Радостные лица его раздражали. Я это чувствовал. В эти дни я готовил новогоднюю феерическую программу. Есть особая прелесть в ожидании детских праздников. От всего шел удивительный аромат обновленности, и я делал все возможное, чтобы этот аромат был тоньше, светлее, изысканнее. Эта обновленность уносила меня в самые сладостные мгновения моего детства, и от этого возвращения к прошлому рождалась новая счастливость. Шарова приводил в неистовство рассыпанный повсюду смех. Надо сказать, что у него были основания для недовольства: в предновогоднем веселье проскальзывали насмешки и в адрес Шарова.
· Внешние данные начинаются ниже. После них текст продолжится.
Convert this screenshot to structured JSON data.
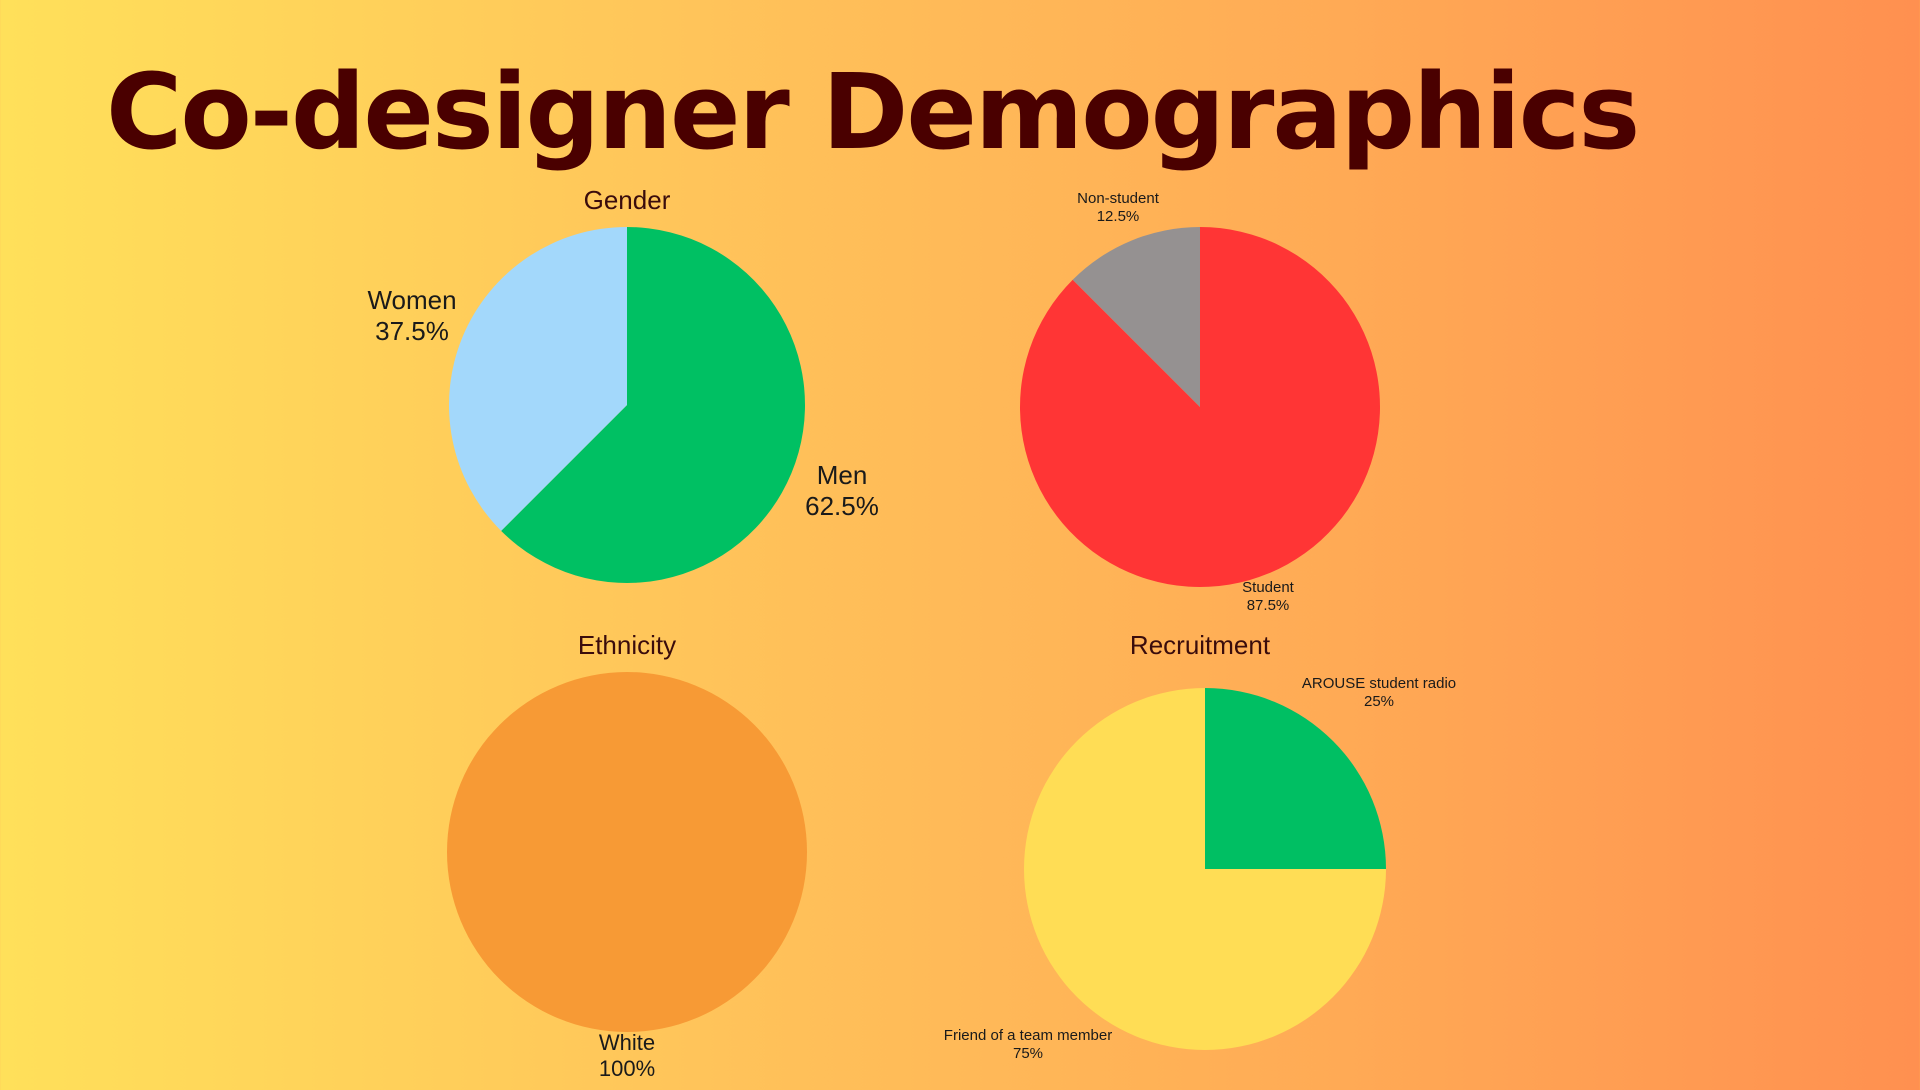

— А шо це таке — поставить воровство на промышленную основу? — спрашивал Гриша Злыдень.
— Это значит сделать его механизированным, комплексным, — отвечал Сашко.
— А як це?
— А чтоб тянуть в комплекте. Не по отдельности, как до революции, скажем, стащил одне порося — и все. А зараз щоб и корм в придачу, и кирпич, чтобы для порося построить сарайку, и оти шпаги чертовы, яки Смола понакупив.
— А шпаги на що? — удивлялся Злыдень.
— А чим колоть кабана? Это раньше ножами ризалы, а зараз тах-тах шпагой — и нема борова.
— Ох, и доболтаешься ты, Сашко! — смеялся Злыдень.
Неблагодарный Сашко (Шаров ему и машину шпал отвез, и шкуры двух телят подарил, и повысил ставку на пятнадцать рублей) везде о Шарове распускал слухи, зубоскаля и закручивая петлю вокруг всех шаровских недобрых дел. В эти предновогодние дни Сашко рисовал с детьми огромные красочные плакаты. Он подводил нас к ним, показывая нарисованного медведя:
— Это Шаров проверяет санитарное состояние столовой.
— А чего у него курица под мышкой? — спрашивал Дятел.